PHOENIX – On the tarmac at Deer Valley Airport, a restored Boeing Stearman biplane stands ready. It’s an unusual but iconic sight for the men who will soon be sitting in its cockpit.

“He said it was a WWII trainer,” Phillip Leon told his father Salvador.

“Yes, I remember them well,” Salvador said as he walked towards the plane.

Salvador Leon is a man of the Navy. Now 97, he served in WWII alongside his four brothers apparently a lifetime ago.

“Oh, he’s looking forward to it, he’s very young at heart,” said his wife Esetlla.

His love Estella has always been by his side, the two married for more than 70 years.

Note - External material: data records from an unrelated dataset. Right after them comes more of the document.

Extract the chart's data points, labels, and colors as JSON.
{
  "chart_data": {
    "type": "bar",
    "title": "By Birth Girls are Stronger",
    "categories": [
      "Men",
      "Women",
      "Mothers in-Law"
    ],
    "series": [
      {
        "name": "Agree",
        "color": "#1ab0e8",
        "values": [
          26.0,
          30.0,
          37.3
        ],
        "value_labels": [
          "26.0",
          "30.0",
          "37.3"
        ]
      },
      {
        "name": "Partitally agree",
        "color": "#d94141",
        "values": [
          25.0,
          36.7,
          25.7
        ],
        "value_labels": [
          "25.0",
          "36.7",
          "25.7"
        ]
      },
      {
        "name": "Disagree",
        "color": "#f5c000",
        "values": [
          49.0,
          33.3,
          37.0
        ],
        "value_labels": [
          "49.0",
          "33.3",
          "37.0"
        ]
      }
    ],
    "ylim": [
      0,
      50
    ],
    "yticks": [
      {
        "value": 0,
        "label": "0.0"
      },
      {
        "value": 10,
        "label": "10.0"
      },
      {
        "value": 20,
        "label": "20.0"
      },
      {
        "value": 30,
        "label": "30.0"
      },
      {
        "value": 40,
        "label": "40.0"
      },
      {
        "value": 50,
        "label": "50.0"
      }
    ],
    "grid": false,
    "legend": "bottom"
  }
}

“Being here is already having a good time,” Salvador told driver Mike Summers as he took his seat.

“I love to hear that,” Summers said.

The man who saw countless planes take off aboard an aircraft carrier all those years ago, and who survived a suicide bomber attack, is now on a special mission to honor his bravery.

“He’s so excited,” his son Phillip said.

The non-profit organization Dream Flights is doing this as part of Operation September Freedom.

“Our goal is to fly a thousand veterans of WWII. So far we’ve flown over 550, ”said Tim Gardner of Dream Flights.

Leon is in good company that day. Ellsworth Gray, a 99-year-old naval man and aircraft carrier electrician, also took to the skies.

“He served on Bunker Hill which was bombed twice on both sides and was trapped underwater in a compartment for nine hours,” Ellsworth’s son Donald said.

It’s stories like this that provide the perspective needed to understand what makes these moments so special.

“Pay attention now, I want to see you here next year,” Leon told Ellsworth.

While their words may escape them here and there due to age, in the clouds none are necessary. Pure joy is all that matters when cruising 1,000 feet above the city.

Back on the ground, the two men received a commemorative hat from their pilot. Leaving their mark forever with a signature on the tail of the aircraft, joining the veterans of the past and those to come in tribute to the greatest generation.

“Thank you sir and everyone and I always consider it a privilege to have served our country,” Leon said to his family, friends and the crew who made it all possible.